WASHINGTON – With just hours left in office, President Joe Biden issued a series of pardons Monday morning to preemptively protect people President-elect Donald Trump had threatened.
Biden pardoned former Joint Chiefs of Staff Chairman Mark Milley, Dr. Anthony Fauci, members and staff of the committee that investigated the January 6, 2021 attack on the US Capitol, and Metropolitan Police officers from Capitol Hill and DC who testified before that committee.
Panel members included Sen. Adam Schiff, D-Calif., who was then a member of the House; former Reps. Liz Cheney, R-Wyoming, Adam Kinzinger, R-Ill., Elaine Luria, D-Va., and Stephanie Murphy, D-Fla.; and incumbent Reps. Pete Aguilar, D-Calif., Zoe Lofgren, D-Calif., Jamie Raskin, D-Md., and Bennie Thompson, D-Miss.
Follow live political coverage of Trump’s inauguration
Among the police officers who testified before the committee were Harry Dunn, Aquilino Gonell, Michael Fanone and Daniel Hodges.
In a statement, Biden said that some of the people he preemptively pardoned were “threatened with criminal prosecution” and that he “cannot in good conscience do anything.”

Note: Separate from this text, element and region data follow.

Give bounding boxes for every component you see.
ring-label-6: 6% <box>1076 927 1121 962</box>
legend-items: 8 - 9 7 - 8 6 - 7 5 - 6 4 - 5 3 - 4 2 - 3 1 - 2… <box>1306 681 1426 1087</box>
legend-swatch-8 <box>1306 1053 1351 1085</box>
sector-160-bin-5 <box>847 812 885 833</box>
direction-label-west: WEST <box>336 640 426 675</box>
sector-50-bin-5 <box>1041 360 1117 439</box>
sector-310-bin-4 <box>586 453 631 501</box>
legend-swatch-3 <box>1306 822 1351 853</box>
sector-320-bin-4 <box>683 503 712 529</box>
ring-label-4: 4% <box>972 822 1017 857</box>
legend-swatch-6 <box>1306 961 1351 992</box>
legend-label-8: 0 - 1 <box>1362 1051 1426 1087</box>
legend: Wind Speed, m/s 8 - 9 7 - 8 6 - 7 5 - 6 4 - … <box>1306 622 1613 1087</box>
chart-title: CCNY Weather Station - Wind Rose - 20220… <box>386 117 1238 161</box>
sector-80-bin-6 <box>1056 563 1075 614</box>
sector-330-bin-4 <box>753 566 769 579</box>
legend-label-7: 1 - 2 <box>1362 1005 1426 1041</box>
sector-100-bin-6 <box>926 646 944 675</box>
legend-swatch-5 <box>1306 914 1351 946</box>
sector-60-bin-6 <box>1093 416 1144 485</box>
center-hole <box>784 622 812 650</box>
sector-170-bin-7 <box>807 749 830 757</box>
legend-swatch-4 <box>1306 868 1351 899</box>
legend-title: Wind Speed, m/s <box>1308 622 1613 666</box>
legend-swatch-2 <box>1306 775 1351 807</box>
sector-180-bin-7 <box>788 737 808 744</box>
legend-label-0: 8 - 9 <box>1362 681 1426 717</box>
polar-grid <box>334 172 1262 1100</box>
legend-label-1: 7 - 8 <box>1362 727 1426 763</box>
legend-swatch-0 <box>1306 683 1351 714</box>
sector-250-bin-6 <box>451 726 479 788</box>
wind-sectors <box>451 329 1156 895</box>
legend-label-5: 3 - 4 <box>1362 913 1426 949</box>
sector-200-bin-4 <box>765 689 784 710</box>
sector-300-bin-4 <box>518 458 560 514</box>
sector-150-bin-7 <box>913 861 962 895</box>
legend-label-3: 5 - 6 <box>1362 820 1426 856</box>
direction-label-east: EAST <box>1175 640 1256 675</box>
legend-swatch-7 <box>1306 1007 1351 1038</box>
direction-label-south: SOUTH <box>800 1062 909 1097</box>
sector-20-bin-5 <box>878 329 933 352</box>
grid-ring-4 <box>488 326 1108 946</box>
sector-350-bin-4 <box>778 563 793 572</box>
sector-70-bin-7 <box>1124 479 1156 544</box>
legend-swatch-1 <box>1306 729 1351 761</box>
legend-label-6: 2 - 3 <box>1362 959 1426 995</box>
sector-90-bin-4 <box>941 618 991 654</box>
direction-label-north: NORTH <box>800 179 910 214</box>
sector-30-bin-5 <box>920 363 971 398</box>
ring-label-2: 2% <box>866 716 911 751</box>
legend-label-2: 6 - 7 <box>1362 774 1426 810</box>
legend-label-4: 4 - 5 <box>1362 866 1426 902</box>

“These public servants have served our nation with honor and distinction and do not deserve to be subjected to unjustified and politically motivated prosecutions,” he wrote.
The president said Milley served the United States for more than 40 years and “led our Armed Forces through complex global security threats and strengthened our existing alliances while forging new ones.” Fauci, he said, saved lives by managing responses to HIV/AIDS and the Ebola and Zika viruses and then helped the country “confront a once-in-a-century pandemic,” referring to Covid.
Biden defended the members of the January 6 committee and sharply criticized the people (although he did not name Trump) who attacked and threatened them. The president-elect has said that members of the January 6 committee should be investigated and jailed.
“Rather than accept responsibility, those who carried out the January 6 attack have taken every opportunity to undermine and intimidate those who served on the Select Committee in an attempt to rewrite history, erase the stain of January 6 for partisan gain, and seek revenge, including by threatening criminal prosecution,” Biden wrote.
Biden said that “baseless and politically motivated investigations wreak havoc on the lives, safety and financial security of targeted individuals and their families.”
“Even when individuals have done nothing wrong – and in fact have done the right thing – and will ultimately be exonerated, the mere act of being investigated or prosecuted can irreparably damage their reputation and finances,” he said.
The pardons, the president said, should not be misinterpreted as an acknowledgment that these people committed crimes.
The recipients thanked Biden for the action. In a statement, Milley said he and his family are “deeply grateful for the president’s action today.”
After 43 years of uniformed service to the country, protecting and defending the Constitution, Milley said, “I do not wish to spend the remaining time the Lord grants me fighting those who might unjustly seek retaliation for what I perceive as slights. I do not want to make my family, my friends, and those with whom I served endure the resulting distraction, expense, and anxiety.”
Fauci said in a statement that he appreciated the action by Biden, who was one of seven presidents of both parties he had advised. He said he has been “the subject of threats of politically motivated investigation and prosecution.”
“There is absolutely no basis for these threats,” he said. “I have committed no crime and there are no possible grounds for any accusation or threat of criminal investigation or prosecution against me. However, the fact is that the mere articulation of these unfounded threats and the possibility of them being acted upon, create a immeasurable and intolerable anguish for me and my family.
Dunn said he wishes the pardon “wasn’t necessary, but unfortunately, the political climate we find ourselves in now has made the need for one a reality. I, like all other public servants, was simply doing my job and defending my oath and I will always fulfill it.”
Sen. Rand Paul, R-Ky., chairman of the Senate Homeland Security Committee, criticized Biden’s preemptive pardon of Fauci, with whom he has clashed repeatedly over the pandemic response.
“If there was ever any question about who is responsible for the COVID pandemic, Biden’s pardon of Fauci forever seals the deal,” Paul wrote in a post on X. He suggested he would investigate Fauci and said, “I will not rest until “The entire truth of the cover-up is exposed. Fauci’s pardon will only serve as an accelerant to break the veil of deception.”